Davenport gave him a nasty look. “They love redundancies.”
“Two doors forward, two aft, I can buy cruise missile tubes. I can buy a towed array. But both sets of doors exactly the same size?” Ryan shook his head. “Too much of a coincidence. I think it’s something new. That’s what interrupted her construction for so long. They figured something new for her and spent the last two years rebuilding the Typhoon configuration to accommodate it. Note also that they added six more missiles for good measure.”
“Opinion,” Davenport observed.
“That’s what I’m paid for.”
“Okay, Jack, what do you think it is?” Greer asked.
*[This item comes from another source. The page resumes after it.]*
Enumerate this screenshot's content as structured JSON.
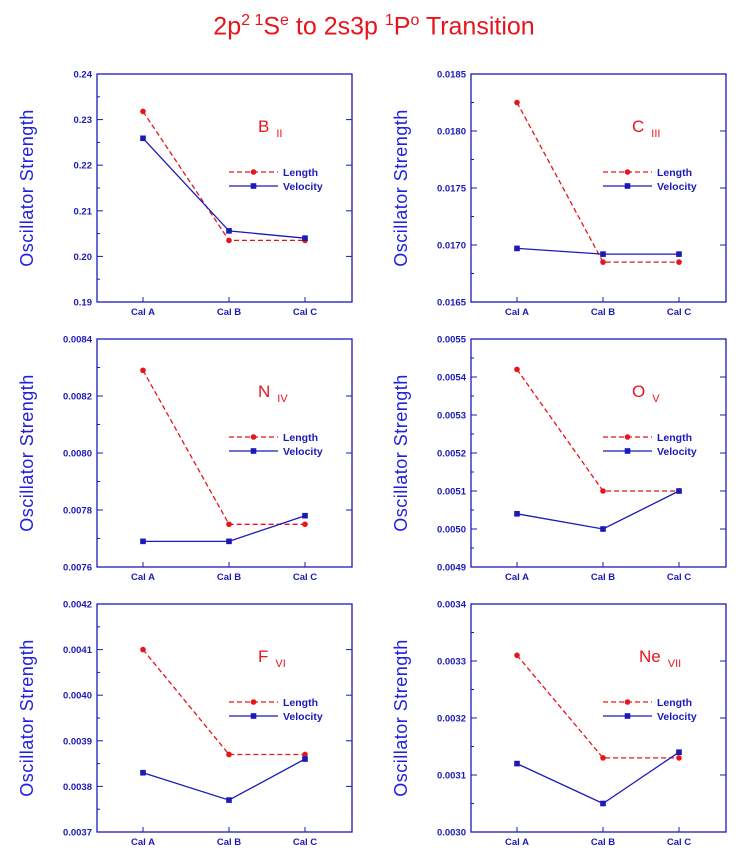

“Beats me, sir. I’m no engineer.”
Admiral Greer looked his guests over for a few seconds. He smiled and leaned back in his chair. “Gentlemen, we have what? Ninety years of naval experience in this room, plus this young amateur.” He gestured at Ryan. “Okay, Jack, you’ve set us up for something. Why did you bring this over personally?”
“I want to show these to somebody.”
“Who?” Greer’s head cocked suspiciously to one side.
“Skip Tyler. Any of you fellows know him?”
“I do,” Casimir nodded. “He was a year behind me at Annapolis. Didn’t he get hurt or something?”
“Yeah,” Ryan said. “Lost his leg in an auto accident four years ago. He was up for command of the Los Angeles and a drunk driver clipped him. Now he teaches engineering at the Academy and does a lot of consulting work with Sea Systems Command — technical analysis, looking at their ship designs. He has a doctorate in engineering from MIT, and he knows how to think unconventionally.”
“How about his security clearance?” Greer asked.
“Top secret or better, sir, because of his Crystal City work.”
“Objections, Charlie?”
Davenport frowned. Tyler was not part of the intelligence community. “Is this the guy who did the evaluation of the new Kirov?”
Yes, sir, now that I think about it,” Casimir said. “Him and Saunders over at Sea Systems.”
“That was a nice piece of work. It’s okay with me.”
“When do you want to see him?” Greer asked Ryan.
“Today, if it’s all right with you, sir. I have to run over to Annapolis anyway, to get something from the house, and — well, do some quick Christmas shopping.”
“Oh? A few dolls?” Davenport asked.
Ryan turned to look the admiral in the eye. “Yes, sir, as a matter of fact. My little girl wants a Skiing Barbie doll and some Jordache doll outfits. Didn’t you ever play Santa, Admiral?”
Davenport saw that Ryan wasn’t going to back off anymore. He wasn’t a subordinate to be browbeaten. Ryan could always walk away. He tried a new tack. “Did they tell you over there that October sailed last Friday?”